Megantick (Mégantic) was an electoral district of the Legislative Assembly of the Parliament of the Province of Canada, in Canada East, in the Eastern Townships. It was created in 1841 and was based on the previous electoral district of the same name for the Legislative Assembly of Lower Canada. It was represented by one member in the Legislative Assembly.

The electoral district was abolished in 1867, upon the creation of Canada and the province of Quebec.

== Boundaries ==

The Union Act, 1840 merged the two provinces of Upper Canada and Lower Canada into the Province of Canada, with a single Parliament. The separate parliaments of Lower Canada and Upper Canada were abolished.

The Union Act provided that the pre-existing electoral boundaries of Lower Canada and Upper Canada would continue to be used in the new Parliament, unless altered by the Union Act itself. The Megantick electoral district of Lower Canada was not altered by the Act, and therefore continued with the same boundaries which had been set by a statute of Lower Canada in 1829:

The County of Megantick shall be bounded on the north west by the south lines of the augmentation of Lotbinière, and part of Saint Jean d'Eschaillons to the River Becancour, being the south east boundary lines of the County of Lotbinière as before described, on the north east in part by the west lateral lines and rear lines of the seigniories of Sainte Croix and Saint Giles, on the west by the east bounds of the township of Stanford, then easterly along the north west bounds of the township of Arthabaska to its intersection with the north west outline of the township of Halifax, thence south westerly along the north west bounds of Halifax, to the northern angle of Chester, thence south easterly along the north east bounds of the townships of Chester, to the most easterly angle of the said township, thence north easterly along the north west outline of the township of Wolfstown, to the most northerly angle of the said township, thence south easterly along the north east boundary line of the said township, to the easterly angle of the same, thence south easterly to the River Chaudière or Lake Megantick; which County so bounded, comprehends the townships of Somerset, Nelson, Halifax, Inverness, Ireland, Wolfston, Leeds, Thetford, Broughton, Colraine, Tring, Shenley, Oulney, Winslow, Dorset and Gayhurst.

The electoral district of Megantick was located in the Eastern Townships (now the Estrie and Chaudière-Appalaches regions).

== Members of the Legislative Assembly ==

Megantick was a single-member constituency.
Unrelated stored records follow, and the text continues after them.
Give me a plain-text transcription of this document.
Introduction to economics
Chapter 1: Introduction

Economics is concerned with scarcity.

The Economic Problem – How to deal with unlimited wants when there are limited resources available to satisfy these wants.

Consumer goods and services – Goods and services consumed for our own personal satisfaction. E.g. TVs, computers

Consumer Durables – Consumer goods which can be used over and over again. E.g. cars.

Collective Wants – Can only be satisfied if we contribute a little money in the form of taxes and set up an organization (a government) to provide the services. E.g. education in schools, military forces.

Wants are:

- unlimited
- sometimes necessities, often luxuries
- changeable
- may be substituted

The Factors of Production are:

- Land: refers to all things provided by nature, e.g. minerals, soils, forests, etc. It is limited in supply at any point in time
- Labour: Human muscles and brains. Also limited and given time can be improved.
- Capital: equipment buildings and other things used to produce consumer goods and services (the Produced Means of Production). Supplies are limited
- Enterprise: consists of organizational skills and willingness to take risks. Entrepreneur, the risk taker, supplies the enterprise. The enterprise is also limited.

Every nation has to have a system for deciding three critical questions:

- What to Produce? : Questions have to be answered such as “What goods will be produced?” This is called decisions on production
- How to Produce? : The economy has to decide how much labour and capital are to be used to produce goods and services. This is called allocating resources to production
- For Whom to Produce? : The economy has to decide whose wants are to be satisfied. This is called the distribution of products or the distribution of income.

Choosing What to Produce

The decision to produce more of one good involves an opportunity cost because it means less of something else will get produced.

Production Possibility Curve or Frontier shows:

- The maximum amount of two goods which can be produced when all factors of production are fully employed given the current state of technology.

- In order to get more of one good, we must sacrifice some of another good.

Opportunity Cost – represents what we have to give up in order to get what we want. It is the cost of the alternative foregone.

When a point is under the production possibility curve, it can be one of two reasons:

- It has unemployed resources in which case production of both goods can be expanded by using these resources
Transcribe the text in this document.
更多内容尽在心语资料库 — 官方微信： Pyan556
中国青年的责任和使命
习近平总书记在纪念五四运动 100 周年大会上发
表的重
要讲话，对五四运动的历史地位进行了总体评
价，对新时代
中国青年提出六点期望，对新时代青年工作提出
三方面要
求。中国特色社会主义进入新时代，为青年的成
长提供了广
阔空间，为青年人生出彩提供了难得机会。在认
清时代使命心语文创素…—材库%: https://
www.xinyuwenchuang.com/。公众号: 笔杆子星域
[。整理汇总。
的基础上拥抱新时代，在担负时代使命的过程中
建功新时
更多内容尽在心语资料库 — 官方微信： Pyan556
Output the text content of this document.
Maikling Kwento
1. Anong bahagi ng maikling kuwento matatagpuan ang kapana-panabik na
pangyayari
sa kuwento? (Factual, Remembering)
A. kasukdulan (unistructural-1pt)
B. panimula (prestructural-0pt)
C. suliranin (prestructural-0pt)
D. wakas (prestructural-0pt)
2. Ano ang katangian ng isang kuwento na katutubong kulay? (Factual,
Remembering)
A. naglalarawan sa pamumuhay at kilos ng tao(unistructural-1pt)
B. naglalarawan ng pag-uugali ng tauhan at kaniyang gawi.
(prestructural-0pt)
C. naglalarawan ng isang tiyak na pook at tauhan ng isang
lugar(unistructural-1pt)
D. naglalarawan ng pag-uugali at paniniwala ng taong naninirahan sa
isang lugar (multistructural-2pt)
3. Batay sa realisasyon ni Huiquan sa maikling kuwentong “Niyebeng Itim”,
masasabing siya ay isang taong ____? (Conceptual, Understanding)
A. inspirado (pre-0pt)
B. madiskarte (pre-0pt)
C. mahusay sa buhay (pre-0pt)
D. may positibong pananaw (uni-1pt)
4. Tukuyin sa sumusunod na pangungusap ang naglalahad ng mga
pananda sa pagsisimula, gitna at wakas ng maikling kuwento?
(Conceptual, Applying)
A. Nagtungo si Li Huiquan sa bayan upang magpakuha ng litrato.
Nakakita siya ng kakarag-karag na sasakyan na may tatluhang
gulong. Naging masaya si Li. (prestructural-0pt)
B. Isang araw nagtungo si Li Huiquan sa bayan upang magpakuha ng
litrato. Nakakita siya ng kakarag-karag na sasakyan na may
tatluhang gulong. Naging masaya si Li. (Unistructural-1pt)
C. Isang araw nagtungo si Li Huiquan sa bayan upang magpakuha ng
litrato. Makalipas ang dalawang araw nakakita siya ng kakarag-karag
The following were the members of the Legislative Assembly from Megantick. "Party" was a fluid concept, especially during the early years of the Province of Canada. Party affiliations are based on the biographies of individual members given by the National Assembly of Quebec, as well as votes in the Legislative Assembly.

| Parliament | Member |  | Years in Office | Party |
| 1st Parliament 1841–1844 | Dominick Daly |  | 1841–1848 | Unionist; Government supporter; "British" Tory |
| 2nd Parliament 1844–1848 | "British" Tory |
| 3rd Parliament 1848–1851 | Dominick Daly |  | 1848–1849 | "British" Tory |
| Dunbar Ross |  | 1850–1851 | Ministerialist |

== Abolition ==

The district was abolished on July 1, 1867, when the British North America Act, 1867 came into force, splitting the Province of Canada into Quebec and Ontario. It was succeeded by electoral districts of the same name in the House of Commons of Canada and the Legislative Assembly of Quebec.